В кабинах лифта мне всегда делается не по себе. В них нет второго выхода, а значит, гораздо труднее улизнуть.

В молодости, помнится, я так любил одиночество. Годы бегства и скитаний, увы, научили меня одиночества бояться. И не потому только, что одиночество побуждает к раздумьям и, как следствие, навевает мрачные мысли, а потому, что оно просто опасно. Кто вынужден скрываться, тот любит многолюдство. В толпе ты один из многих, а значит никто. В толпе ты не бросаешься в глаза.

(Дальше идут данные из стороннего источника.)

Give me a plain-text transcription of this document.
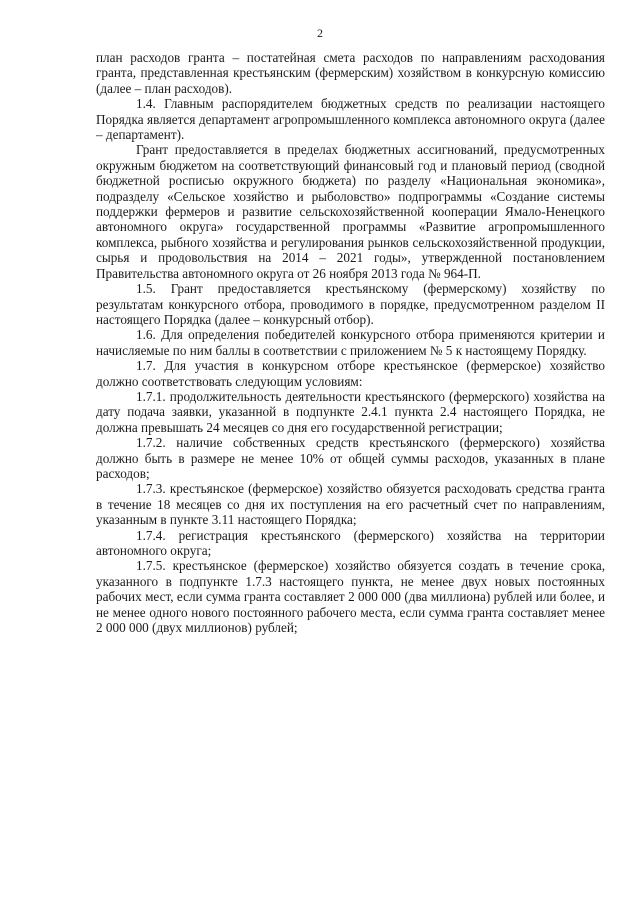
2

план расходов гранта – постатейная смета расходов по направлениям расходования гранта, представленная крестьянским (фермерским) хозяйством в конкурсную комиссию (далее – план расходов).

1.4. Главным распорядителем бюджетных средств по реализации настоящего Порядка является департамент агропромышленного комплекса автономного округа (далее – департамент).

Грант предоставляется в пределах бюджетных ассигнований, предусмотренных окружным бюджетом на соответствующий финансовый год и плановый период (сводной бюджетной росписью окружного бюджета) по разделу «Национальная экономика», подразделу «Сельское хозяйство и рыболовство» подпрограммы «Создание системы поддержки фермеров и развитие сельскохозяйственной кооперации Ямало-Ненецкого автономного округа» государственной программы «Развитие агропромышленного комплекса, рыбного хозяйства и регулирования рынков сельскохозяйственной продукции, сырья и продовольствия на 2014 – 2021 годы», утвержденной постановлением Правительства автономного округа от 26 ноября 2013 года № 964-П.

1.5. Грант предоставляется крестьянскому (фермерскому) хозяйству по результатам конкурсного отбора, проводимого в порядке, предусмотренном разделом II настоящего Порядка (далее – конкурсный отбор).

1.6. Для определения победителей конкурсного отбора применяются критерии и начисляемые по ним баллы в соответствии с приложением № 5 к настоящему Порядку.

1.7. Для участия в конкурсном отборе крестьянское (фермерское) хозяйство должно соответствовать следующим условиям:

1.7.1. продолжительность деятельности крестьянского (фермерского) хозяйства на дату подача заявки, указанной в подпункте 2.4.1 пункта 2.4 настоящего Порядка, не должна превышать 24 месяцев со дня его государственной регистрации;

1.7.2. наличие собственных средств крестьянского (фермерского) хозяйства должно быть в размере не менее 10% от общей суммы расходов, указанных в плане расходов;

1.7.3. крестьянское (фермерское) хозяйство обязуется расходовать средства гранта в течение 18 месяцев со дня их поступления на его расчетный счет по направлениям, указанным в пункте 3.11 настоящего Порядка;

1.7.4. регистрация крестьянского (фермерского) хозяйства на территории автономного округа;

1.7.5. крестьянское (фермерское) хозяйство обязуется создать в течение срока, указанного в подпункте 1.7.3 настоящего пункта, не менее двух новых постоянных рабочих мест, если сумма гранта составляет 2 000 000 (два миллиона) рублей или более, и не менее одного нового постоянного рабочего места, если сумма гранта составляет менее 2 000 000 (двух миллионов) рублей;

Я вышел на улицу, и она тотчас окутала меня покрывалом тысяч и тысяч безымянных объятий. Она распахнулась мне навстречу вся, маня множеством дверей, входов-выходов, углов-закоулков, а прежде всего множеством людей, среди которых так покойно можно затеряться.

* * *

– Мы же не по своей охоте, мы поневоле усвоили повадку преступников и даже их образ мыслей, – втолковывал я Кану, с которым мы встретились пообедать возле дешевой пиццерии. – К вам, вероятно, это в меньшей степени относится, чем к нам, всем прочим. Вы-то дрались всерьез, отвечали ударом на удар, а мы просто позволяли себя избивать. Как вы думаете, мы когда-нибудь от этих страхов избавимся?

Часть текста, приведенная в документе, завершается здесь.